When the volcano finally struck, the villa was undergoing extensive remodelling, having apparently not yet recovered from an earlier catastrophe for which there is other evidence, both archaeological and literary: an earthquake in A.D. 62. The master’s quarters were found empty of their contents, as though after the earthquake he had moved out altogether, and sold his elegant furniture at auction. A stamp reveals the name of the new owner: Lucius Istacidius Zosimus. Istacidius is a noble Samnite (Oscan) name; Zosimus is Creek. The inference is that the new owner was a freedman of the former master, who bought up the property and turned the entire establishment into a farmhouse. Evidence of the tasteless change from elegance to stark practicality was found everywhere: piles of mortar, columns and architraves taken down and stored, rooms closed off, an ugly new wall run straight across one of the most tasteful rooms in the master’s quarters (6), a heap of onions piled on a mosaic floor in an alcoved master bedroom, farm tools in the graceful southwest sunroom (9). The apsidal room (25) was apparently destined to become a shrine to the Emperor. In it the statue of Augustus’ consort, the Empress Livia, in painted marble with the head inserted in a second-hand torso (which was found [[Fig. 8.9]] propped against the peristyle wall) was apparently to be set up.
Fig. 8.8 Pompeii, Villa of the Mysteries, reconstruction.
(A. Maiuri, op. cit., p. 56)
Fig. 8.9 Pompeii, Villa of the Mysteries, Statue of Livia, as found.

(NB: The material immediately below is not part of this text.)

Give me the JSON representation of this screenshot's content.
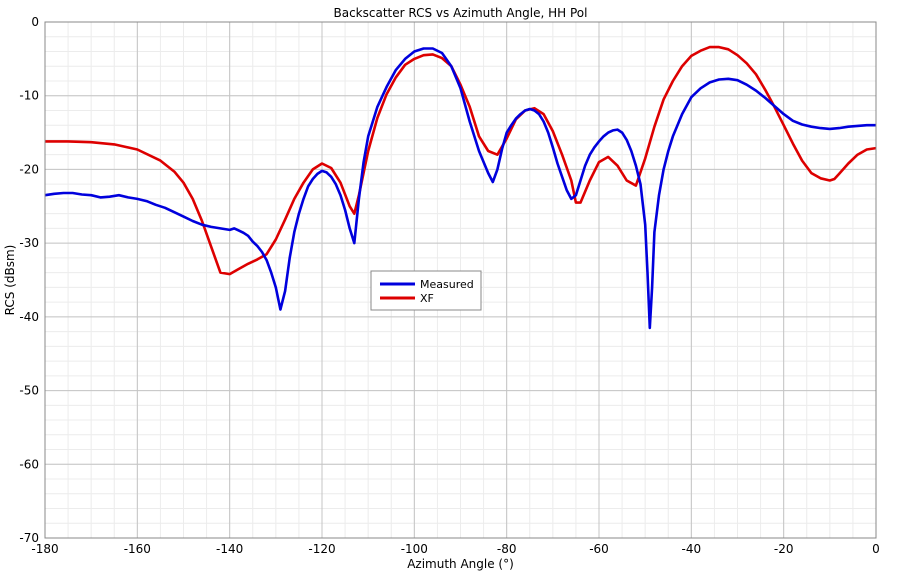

(A. Maiuri, op. cit., p. 227)
On the rustic side of the villa, business was going on as usual. The winepress ([Fig. 8.10]) was ready for use in the coming vintage; rough wine was ready in large amphorae protected by woven straw like a modern fiascone of Chianti or Vesuvio. Farm tools (picks, hoe, shovel, hammer, pruning hooks) were found hanging in a room (32) beside the vestibule. The porter was on duty. He was found dead in his dark little room (35), on his finger a cheap iron ring set with an engraved carnelian, by his side the five bronze coins which may have been his life savings. He must have heard the dying screams of the adolescent girl whose skeleton was found in the vestibule nearby. Three women were crushed in the rustic quarters (55) when the roof fell in. The excavators found their disordered skeletons, their gold rings and bracelets, a necklace of gold and glass paste beads, and, lying nearby, ten silver coins. In the cryptoporticus were found the bodies of four men, with wine or water jugs by their side. They had hoped the sturdy vaults would hold, and they did, but the mephitic fumes proved deadly. (Altogether, it is calculated that Vesuvius claimed 2,000 victims in Pompeii.) The nine wretched cadavers in the Villa of the Mysteries were the last inhabitants of a mansion which in its day had been one of the most elegant in all Italy.

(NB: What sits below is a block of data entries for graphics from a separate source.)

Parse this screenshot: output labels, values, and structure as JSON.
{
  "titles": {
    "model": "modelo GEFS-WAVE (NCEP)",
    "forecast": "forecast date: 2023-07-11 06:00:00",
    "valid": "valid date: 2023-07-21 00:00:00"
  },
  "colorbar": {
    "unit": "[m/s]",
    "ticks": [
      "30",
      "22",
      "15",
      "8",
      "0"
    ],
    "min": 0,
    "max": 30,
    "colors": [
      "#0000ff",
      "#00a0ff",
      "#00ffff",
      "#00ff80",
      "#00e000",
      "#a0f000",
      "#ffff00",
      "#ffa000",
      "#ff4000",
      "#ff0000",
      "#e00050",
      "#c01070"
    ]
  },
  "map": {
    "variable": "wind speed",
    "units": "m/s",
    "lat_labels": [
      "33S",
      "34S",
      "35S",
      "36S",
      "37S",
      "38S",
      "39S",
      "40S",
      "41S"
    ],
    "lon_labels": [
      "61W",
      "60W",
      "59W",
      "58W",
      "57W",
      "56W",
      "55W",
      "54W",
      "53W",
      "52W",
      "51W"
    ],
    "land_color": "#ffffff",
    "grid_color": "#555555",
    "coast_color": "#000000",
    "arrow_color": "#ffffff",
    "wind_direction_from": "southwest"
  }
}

Though space does not permit a detailed account of the fascinating things Herculaneum has to tell us, the subject of suburban villas cannot be left without mentioning a famous one there, still not fully explored, where in 1752 were found, in a narrow room with cupboards, a vast number of what were at first taken for charred billets of wood. Later, traces of writing were found on them: they turned out to be papyri, a whole library of 1800 rolls. A machine invented to unroll them ruined more scrolls than it unwound, but finally, by 1806, ninety-six were deciphered. They proved to be works of an Epicurean philosopher named Philodemus, to whose patron Lucius Calpurnius Piso (father of Caesar’s wife Calpurnia) and his descendants the villa may have belonged. It had a gracious peristyle, gardens, fishponds, and a belvedere overlooking the sea at the end of a long graveled walk. In the garden was found a whole gallery of sculpture in bronze and marble, now included among the most famous pieces in the National Museum in Naples. Here a cultured Roman patrician could combine in the ideal Epicurean way the calm contemplation of the beauties of nature and of art with the philosophic study of the atomic structure of the universe.